Before the switch in policy, Blondell's hospital had been following a longstanding tradition of giving patients the "hair of the dog that bit them." Doctors first began treating alcoholics with alcohol back in the 1920s and 1930s, and the practice never went away, according to Blondell.

Doctors want to keep a steady blood-alcohol level in the patients so they could safely be treated for other conditions, such as an injury due to drunkenness, he said.

Alcoholics who drink steadily all day are most prone to developing nasty symptoms when they stop. The brain becomes used to being bathed in alcohol and malfunctions when it is taken away, said William Fals-Stewart, senior research scientist at the Research Institute on Addictions at the State University of New York at Buffalo.

"You get shaking and a lot of what looks like the symptoms of anxiety, like tension and paranoia," he said. The most severe symptoms are delirium tremens (DTs), which come in an estimated 5 percent of alcohol withdrawal cases. Patients with the DTs suffer from hallucinations or seizures, or both.

Blondell and colleagues surveyed 122 teaching hospitals and received 116 responses. The findings appear in the Feb. 5 issue of the Journal of the American Medical Association.

Nearly 75 percent of the hospitals -- 83 -- acknowledged dispensing alcohol to patients within the past year. Of those, 62 hospitals said they used alcohol to treat or prevent alcohol withdrawal syndrome in patients. Hospitals listed a variety of other reasons for dispensing alcohol, including use as a sedation, as an appetite stimulant, and as a "patient courtesy."

Beer was most common, dispensed at 53 hospitals, followed by distilled spirits (31), wine (25), brandy (10), and grain alcohol (7). Twenty hospitals dispensed only through intravenous tubes.

Studies have shown that sedatives -- like Valium -- are the best treatment for alcohol withdrawal syndrome, Fals-Stewart said. While the medications may make patients sleepy, they don't have the main side effect of alcohol -- drunkenness. Nor do they cause damage to the liver and body tissues like alcohol does, he said.

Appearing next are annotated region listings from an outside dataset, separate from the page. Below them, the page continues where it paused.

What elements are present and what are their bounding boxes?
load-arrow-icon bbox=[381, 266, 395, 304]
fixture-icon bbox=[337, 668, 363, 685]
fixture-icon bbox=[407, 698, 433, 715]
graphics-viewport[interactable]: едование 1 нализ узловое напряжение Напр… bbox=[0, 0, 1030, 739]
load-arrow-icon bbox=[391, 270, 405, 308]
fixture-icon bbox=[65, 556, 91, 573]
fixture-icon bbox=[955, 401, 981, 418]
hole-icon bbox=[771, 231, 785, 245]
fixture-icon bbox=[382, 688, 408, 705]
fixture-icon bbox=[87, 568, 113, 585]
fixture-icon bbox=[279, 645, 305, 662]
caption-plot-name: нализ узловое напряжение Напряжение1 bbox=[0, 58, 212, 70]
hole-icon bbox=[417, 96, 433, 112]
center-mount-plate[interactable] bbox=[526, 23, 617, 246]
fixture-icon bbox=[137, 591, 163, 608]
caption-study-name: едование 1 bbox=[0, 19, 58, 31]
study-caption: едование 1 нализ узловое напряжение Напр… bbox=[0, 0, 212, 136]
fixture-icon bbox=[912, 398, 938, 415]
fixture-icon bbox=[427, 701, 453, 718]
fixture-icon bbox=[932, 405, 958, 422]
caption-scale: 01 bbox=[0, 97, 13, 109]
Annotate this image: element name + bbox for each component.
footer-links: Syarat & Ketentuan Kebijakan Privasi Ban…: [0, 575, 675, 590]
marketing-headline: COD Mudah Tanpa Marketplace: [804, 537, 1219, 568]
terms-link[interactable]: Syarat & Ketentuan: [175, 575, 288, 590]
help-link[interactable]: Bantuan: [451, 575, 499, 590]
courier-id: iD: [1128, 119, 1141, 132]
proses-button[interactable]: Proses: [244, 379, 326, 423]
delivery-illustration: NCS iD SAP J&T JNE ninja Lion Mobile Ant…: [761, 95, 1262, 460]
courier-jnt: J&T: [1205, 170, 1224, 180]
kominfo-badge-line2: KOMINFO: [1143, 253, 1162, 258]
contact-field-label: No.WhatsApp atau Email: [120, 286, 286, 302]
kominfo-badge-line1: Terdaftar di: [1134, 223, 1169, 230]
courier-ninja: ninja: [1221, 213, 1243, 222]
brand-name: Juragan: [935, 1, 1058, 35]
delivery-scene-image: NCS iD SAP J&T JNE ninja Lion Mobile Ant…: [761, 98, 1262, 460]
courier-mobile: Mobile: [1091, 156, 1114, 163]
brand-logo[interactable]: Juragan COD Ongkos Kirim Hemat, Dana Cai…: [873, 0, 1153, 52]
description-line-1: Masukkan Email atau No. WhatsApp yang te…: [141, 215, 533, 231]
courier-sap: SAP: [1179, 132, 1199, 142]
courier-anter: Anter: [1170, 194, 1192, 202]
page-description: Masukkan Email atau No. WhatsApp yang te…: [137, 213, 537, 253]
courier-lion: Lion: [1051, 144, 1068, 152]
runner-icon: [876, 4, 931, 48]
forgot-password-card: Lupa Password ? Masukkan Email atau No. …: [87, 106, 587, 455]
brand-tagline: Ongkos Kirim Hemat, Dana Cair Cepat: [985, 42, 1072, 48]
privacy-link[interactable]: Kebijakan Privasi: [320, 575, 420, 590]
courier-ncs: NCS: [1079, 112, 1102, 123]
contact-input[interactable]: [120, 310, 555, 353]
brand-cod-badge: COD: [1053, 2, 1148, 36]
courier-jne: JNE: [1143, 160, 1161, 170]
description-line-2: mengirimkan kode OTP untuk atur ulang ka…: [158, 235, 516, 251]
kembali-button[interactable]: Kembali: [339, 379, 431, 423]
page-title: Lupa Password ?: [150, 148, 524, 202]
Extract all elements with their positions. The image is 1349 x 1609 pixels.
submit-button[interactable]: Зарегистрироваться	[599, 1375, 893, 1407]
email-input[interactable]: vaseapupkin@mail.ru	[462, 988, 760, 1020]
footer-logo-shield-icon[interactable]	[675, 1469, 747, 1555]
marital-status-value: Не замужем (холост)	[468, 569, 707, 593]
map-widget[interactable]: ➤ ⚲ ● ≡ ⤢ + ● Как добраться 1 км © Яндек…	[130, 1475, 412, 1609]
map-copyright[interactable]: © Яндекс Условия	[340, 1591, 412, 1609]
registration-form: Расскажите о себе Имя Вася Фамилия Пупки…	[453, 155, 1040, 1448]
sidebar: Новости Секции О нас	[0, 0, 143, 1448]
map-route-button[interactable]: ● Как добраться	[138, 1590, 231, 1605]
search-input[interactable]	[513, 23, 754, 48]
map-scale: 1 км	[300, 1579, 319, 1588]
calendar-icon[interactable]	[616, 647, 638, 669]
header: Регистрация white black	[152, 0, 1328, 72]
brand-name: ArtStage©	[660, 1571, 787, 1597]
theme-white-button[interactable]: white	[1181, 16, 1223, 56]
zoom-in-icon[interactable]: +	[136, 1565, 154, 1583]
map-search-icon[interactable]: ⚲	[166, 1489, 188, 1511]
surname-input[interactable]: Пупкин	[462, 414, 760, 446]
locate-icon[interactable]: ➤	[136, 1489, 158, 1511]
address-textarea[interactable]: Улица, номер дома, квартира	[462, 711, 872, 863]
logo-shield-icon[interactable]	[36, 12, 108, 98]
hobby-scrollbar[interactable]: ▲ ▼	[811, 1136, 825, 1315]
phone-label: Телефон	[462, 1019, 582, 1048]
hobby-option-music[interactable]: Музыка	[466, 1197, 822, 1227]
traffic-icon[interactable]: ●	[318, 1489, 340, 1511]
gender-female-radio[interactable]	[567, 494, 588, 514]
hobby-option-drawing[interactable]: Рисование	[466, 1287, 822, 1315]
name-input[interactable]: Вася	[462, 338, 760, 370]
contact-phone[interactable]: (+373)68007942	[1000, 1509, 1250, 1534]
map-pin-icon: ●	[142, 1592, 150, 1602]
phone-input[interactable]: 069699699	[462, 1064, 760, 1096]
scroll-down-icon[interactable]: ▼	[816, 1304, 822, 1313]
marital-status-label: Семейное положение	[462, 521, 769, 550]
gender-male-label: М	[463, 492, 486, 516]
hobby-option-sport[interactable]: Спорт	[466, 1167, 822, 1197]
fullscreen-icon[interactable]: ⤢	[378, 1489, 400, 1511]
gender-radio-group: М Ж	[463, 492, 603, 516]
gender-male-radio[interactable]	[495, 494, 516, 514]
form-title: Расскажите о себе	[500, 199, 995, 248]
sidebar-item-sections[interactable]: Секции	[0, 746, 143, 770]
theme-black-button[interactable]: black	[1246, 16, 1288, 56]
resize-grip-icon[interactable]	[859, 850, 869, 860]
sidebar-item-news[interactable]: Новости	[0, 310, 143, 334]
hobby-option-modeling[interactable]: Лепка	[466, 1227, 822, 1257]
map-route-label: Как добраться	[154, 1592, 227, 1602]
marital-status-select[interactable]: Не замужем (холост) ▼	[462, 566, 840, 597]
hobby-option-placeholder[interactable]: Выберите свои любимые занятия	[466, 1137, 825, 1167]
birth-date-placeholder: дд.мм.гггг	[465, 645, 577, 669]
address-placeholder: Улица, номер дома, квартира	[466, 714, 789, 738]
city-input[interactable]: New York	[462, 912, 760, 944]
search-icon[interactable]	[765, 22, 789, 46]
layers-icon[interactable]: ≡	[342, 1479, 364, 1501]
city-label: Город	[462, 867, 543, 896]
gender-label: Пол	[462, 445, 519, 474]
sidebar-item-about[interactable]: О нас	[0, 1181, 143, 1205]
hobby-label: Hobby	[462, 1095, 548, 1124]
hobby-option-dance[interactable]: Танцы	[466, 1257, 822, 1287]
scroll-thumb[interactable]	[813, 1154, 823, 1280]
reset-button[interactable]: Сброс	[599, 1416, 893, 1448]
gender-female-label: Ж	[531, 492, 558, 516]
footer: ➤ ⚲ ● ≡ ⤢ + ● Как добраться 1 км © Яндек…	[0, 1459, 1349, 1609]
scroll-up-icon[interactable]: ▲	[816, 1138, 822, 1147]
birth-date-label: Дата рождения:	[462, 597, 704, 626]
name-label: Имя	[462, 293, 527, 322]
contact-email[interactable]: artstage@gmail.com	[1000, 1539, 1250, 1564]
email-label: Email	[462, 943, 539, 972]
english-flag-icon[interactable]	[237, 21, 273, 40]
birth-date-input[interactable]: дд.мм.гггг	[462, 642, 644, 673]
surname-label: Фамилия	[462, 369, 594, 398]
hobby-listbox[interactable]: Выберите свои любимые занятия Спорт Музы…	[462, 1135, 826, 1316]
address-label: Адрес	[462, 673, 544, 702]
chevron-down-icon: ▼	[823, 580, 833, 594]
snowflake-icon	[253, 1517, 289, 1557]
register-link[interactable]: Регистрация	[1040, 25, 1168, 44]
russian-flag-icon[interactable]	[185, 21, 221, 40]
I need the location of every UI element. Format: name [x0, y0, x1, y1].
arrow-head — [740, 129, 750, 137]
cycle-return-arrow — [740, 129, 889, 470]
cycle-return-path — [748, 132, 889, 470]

Hospitals don't need to look very far to understand the risks of giving booze to patients, he said. "Alcohol reduces the symptoms, but it carries a lot of baggage. The alcoholics who have gone through this could have told them that."

A spokeswoman for the American Hospital Association declined comment, saying that the group didn't have enough information to address the survey findings.